Last night I gave a presentation at the
Austin Hadoop User Group about Cassandra + Hadoop. It was a great group of people in this relatively new user group here, probably around 20-30 people were there.
My slides are available in keynote form on slideshare - linked here:
Steve Watt from IBM's BigSheets and Emerging Technologies team pointed out that Cassandra has an edge over the native Hadoop technologies in that you can query output in Cassandra immediately. Using just Hadoop, especially HDFS for the output, you have to export the MapReduce output to another system if you want to do any kind of reporting. That can be a significant extra step.

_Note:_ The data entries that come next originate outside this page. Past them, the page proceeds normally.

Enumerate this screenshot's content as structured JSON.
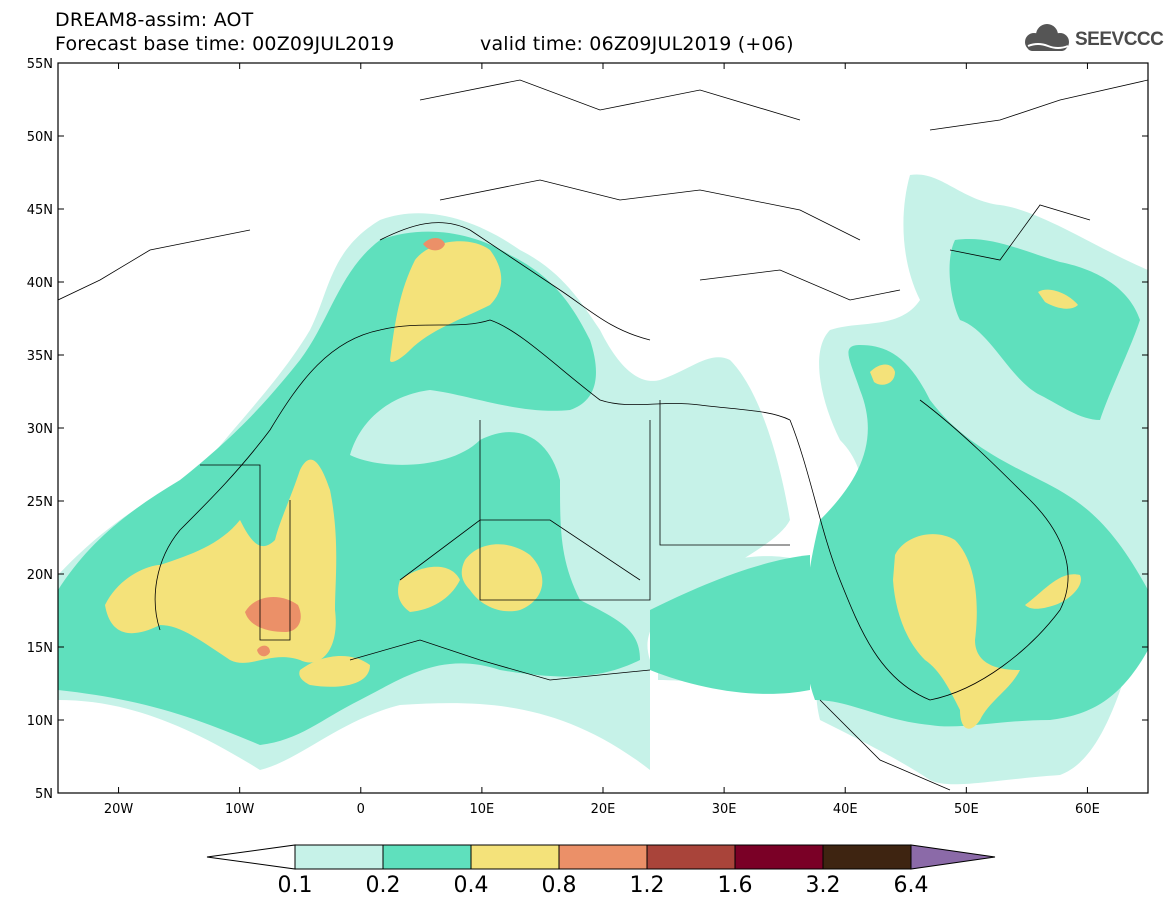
{
  "header": {
    "title": "DREAM8-assim: AOT",
    "base_time": "Forecast base time: 00Z09JUL2019",
    "valid_time": "valid time: 06Z09JUL2019 (+06)",
    "logo_text": "SEEVCCC",
    "logo_icon": "cloud-icon"
  },
  "map": {
    "lon_range": [
      -25,
      65
    ],
    "lat_range": [
      5,
      55
    ],
    "lon_ticks": [
      "20W",
      "10W",
      "0",
      "10E",
      "20E",
      "30E",
      "40E",
      "50E",
      "60E"
    ],
    "lon_tick_values": [
      -20,
      -10,
      0,
      10,
      20,
      30,
      40,
      50,
      60
    ],
    "lat_ticks": [
      "55N",
      "50N",
      "45N",
      "40N",
      "35N",
      "30N",
      "25N",
      "20N",
      "15N",
      "10N",
      "5N"
    ],
    "lat_tick_values": [
      55,
      50,
      45,
      40,
      35,
      30,
      25,
      20,
      15,
      10,
      5
    ]
  },
  "colorbar": {
    "levels": [
      "0.1",
      "0.2",
      "0.4",
      "0.8",
      "1.2",
      "1.6",
      "3.2",
      "6.4"
    ],
    "colors": [
      "#ffffff",
      "#c6f2e8",
      "#5fe0bd",
      "#f4e27a",
      "#eb9068",
      "#a9443a",
      "#7a0026",
      "#3e2411",
      "#8b6aa8"
    ]
  }
}
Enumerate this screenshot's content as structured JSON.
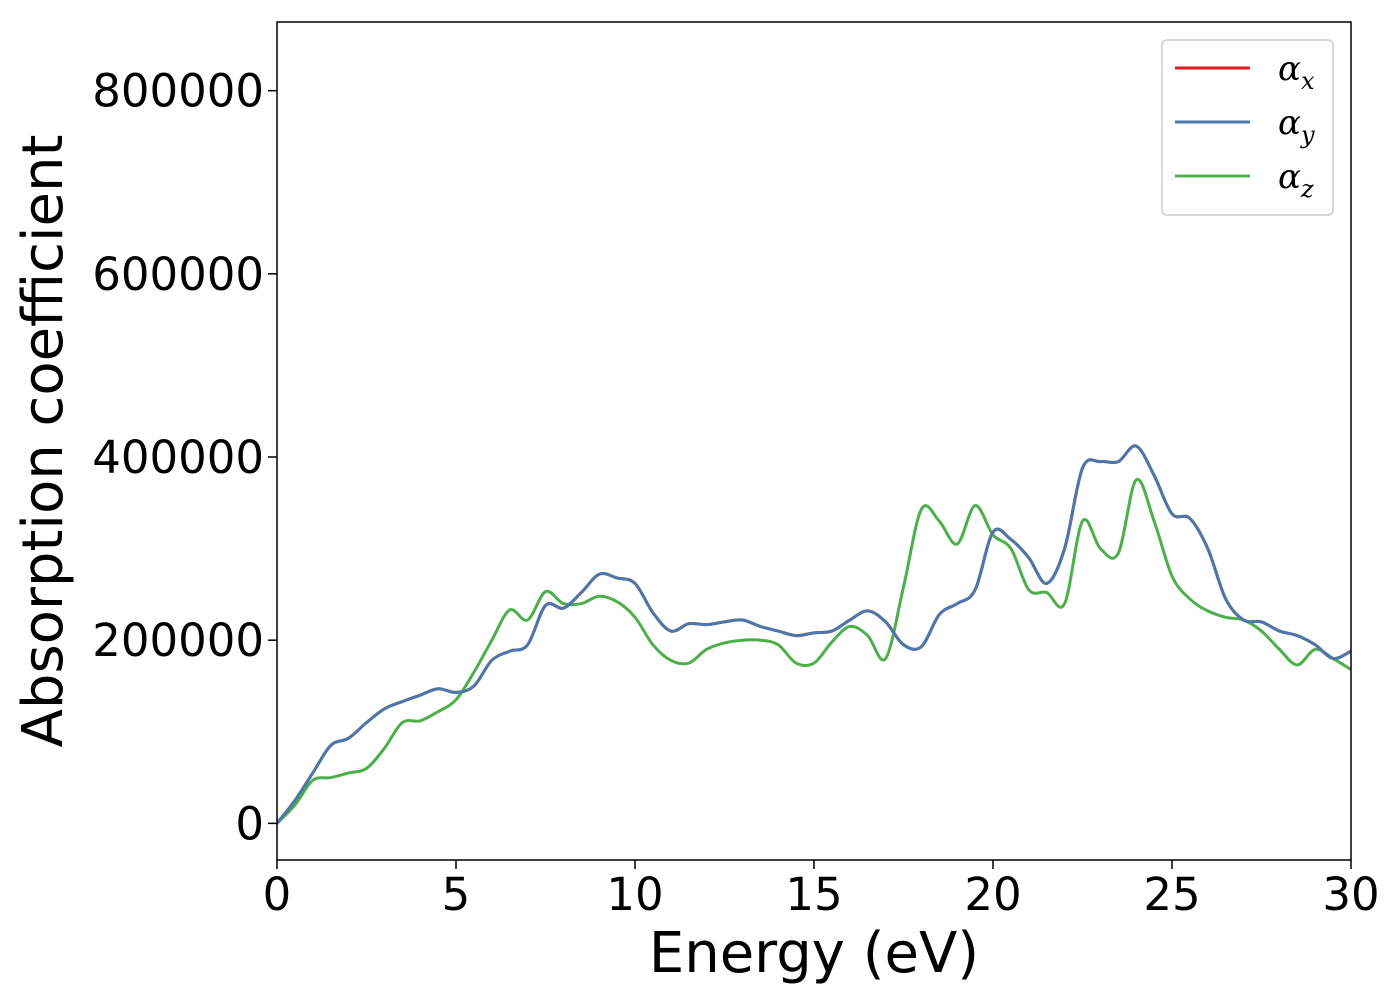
{
  "chart_data": {
    "type": "line",
    "title": "",
    "xlabel": "Energy (eV)",
    "ylabel": "Absorption coefficient",
    "xlim": [
      0,
      30
    ],
    "ylim": [
      -40000,
      875000
    ],
    "xticks": [
      0,
      5,
      10,
      15,
      20,
      25,
      30
    ],
    "yticks": [
      0,
      200000,
      400000,
      600000,
      800000
    ],
    "xtick_labels": [
      "0",
      "5",
      "10",
      "15",
      "20",
      "25",
      "30"
    ],
    "ytick_labels": [
      "0",
      "200000",
      "400000",
      "600000",
      "800000"
    ],
    "grid": false,
    "legend_position": "top-right",
    "series": [
      {
        "name": "α",
        "subscript": "x",
        "color": "#e41a1c",
        "x": [
          0,
          0.5,
          1,
          1.5,
          2,
          2.5,
          3,
          3.5,
          4,
          4.5,
          5,
          5.5,
          6,
          6.5,
          7,
          7.5,
          8,
          8.5,
          9,
          9.5,
          10,
          10.5,
          11,
          11.5,
          12,
          12.5,
          13,
          13.5,
          14,
          14.5,
          15,
          15.5,
          16,
          16.5,
          17,
          17.5,
          18,
          18.5,
          19,
          19.5,
          20,
          20.5,
          21,
          21.5,
          22,
          22.5,
          23,
          23.5,
          24,
          24.5,
          25,
          25.5,
          26,
          26.5,
          27,
          27.5,
          28,
          28.5,
          29,
          29.5,
          30
        ],
        "y": [
          0,
          25000,
          55000,
          85000,
          93000,
          110000,
          125000,
          133000,
          140000,
          147000,
          143000,
          150000,
          178000,
          188000,
          195000,
          238000,
          235000,
          252000,
          272000,
          268000,
          262000,
          230000,
          210000,
          218000,
          217000,
          220000,
          222000,
          215000,
          210000,
          205000,
          208000,
          210000,
          222000,
          232000,
          220000,
          195000,
          193000,
          228000,
          240000,
          255000,
          318000,
          310000,
          290000,
          262000,
          300000,
          388000,
          395000,
          395000,
          412000,
          380000,
          338000,
          333000,
          300000,
          245000,
          222000,
          220000,
          210000,
          205000,
          195000,
          180000,
          188000
        ]
      },
      {
        "name": "α",
        "subscript": "y",
        "color": "#4a78ab",
        "x": [
          0,
          0.5,
          1,
          1.5,
          2,
          2.5,
          3,
          3.5,
          4,
          4.5,
          5,
          5.5,
          6,
          6.5,
          7,
          7.5,
          8,
          8.5,
          9,
          9.5,
          10,
          10.5,
          11,
          11.5,
          12,
          12.5,
          13,
          13.5,
          14,
          14.5,
          15,
          15.5,
          16,
          16.5,
          17,
          17.5,
          18,
          18.5,
          19,
          19.5,
          20,
          20.5,
          21,
          21.5,
          22,
          22.5,
          23,
          23.5,
          24,
          24.5,
          25,
          25.5,
          26,
          26.5,
          27,
          27.5,
          28,
          28.5,
          29,
          29.5,
          30
        ],
        "y": [
          0,
          25000,
          55000,
          85000,
          93000,
          110000,
          125000,
          133000,
          140000,
          147000,
          143000,
          150000,
          178000,
          188000,
          195000,
          238000,
          235000,
          252000,
          272000,
          268000,
          262000,
          230000,
          210000,
          218000,
          217000,
          220000,
          222000,
          215000,
          210000,
          205000,
          208000,
          210000,
          222000,
          232000,
          220000,
          195000,
          193000,
          228000,
          240000,
          255000,
          318000,
          310000,
          290000,
          262000,
          300000,
          388000,
          395000,
          395000,
          412000,
          380000,
          338000,
          333000,
          300000,
          245000,
          222000,
          220000,
          210000,
          205000,
          195000,
          180000,
          188000
        ]
      },
      {
        "name": "α",
        "subscript": "z",
        "color": "#4daf4a",
        "x": [
          0,
          0.5,
          1,
          1.5,
          2,
          2.5,
          3,
          3.5,
          4,
          4.5,
          5,
          5.5,
          6,
          6.5,
          7,
          7.5,
          8,
          8.5,
          9,
          9.5,
          10,
          10.5,
          11,
          11.5,
          12,
          12.5,
          13,
          13.5,
          14,
          14.5,
          15,
          15.5,
          16,
          16.5,
          17,
          17.5,
          18,
          18.5,
          19,
          19.5,
          20,
          20.5,
          21,
          21.5,
          22,
          22.5,
          23,
          23.5,
          24,
          24.5,
          25,
          25.5,
          26,
          26.5,
          27,
          27.5,
          28,
          28.5,
          29,
          29.5,
          30
        ],
        "y": [
          0,
          20000,
          47000,
          50000,
          55000,
          60000,
          82000,
          110000,
          112000,
          122000,
          135000,
          165000,
          200000,
          233000,
          222000,
          253000,
          240000,
          240000,
          248000,
          242000,
          225000,
          195000,
          178000,
          175000,
          190000,
          197000,
          200000,
          200000,
          195000,
          175000,
          175000,
          198000,
          215000,
          205000,
          180000,
          258000,
          343000,
          330000,
          305000,
          347000,
          315000,
          300000,
          255000,
          252000,
          240000,
          330000,
          300000,
          295000,
          375000,
          330000,
          270000,
          245000,
          232000,
          225000,
          222000,
          210000,
          190000,
          173000,
          190000,
          180000,
          168000
        ]
      }
    ]
  }
}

Stu Hood also pointed out that even though it is possible to run MapReduce over data in Cassandra, HDFS and HBase are built to stream large chunks of data. So Cassandra will be slower from that perspective at this point. Work can be done to optimize that though. I think no matter what, you're choosing your data store for a variety of reasons - if your data fits better in Cassandra, now you have an option of running MapReduce directly over it. I think that's a significant advance.
Lots of thanks to Stu Hood as well as Jeff Hammerbacher (on
#hadoop IRC) for help on some of the details.
With this done with, it's back to doing what I can to help with Cassandra dev and looking forward to the
Hadoop Summit at the end of the month.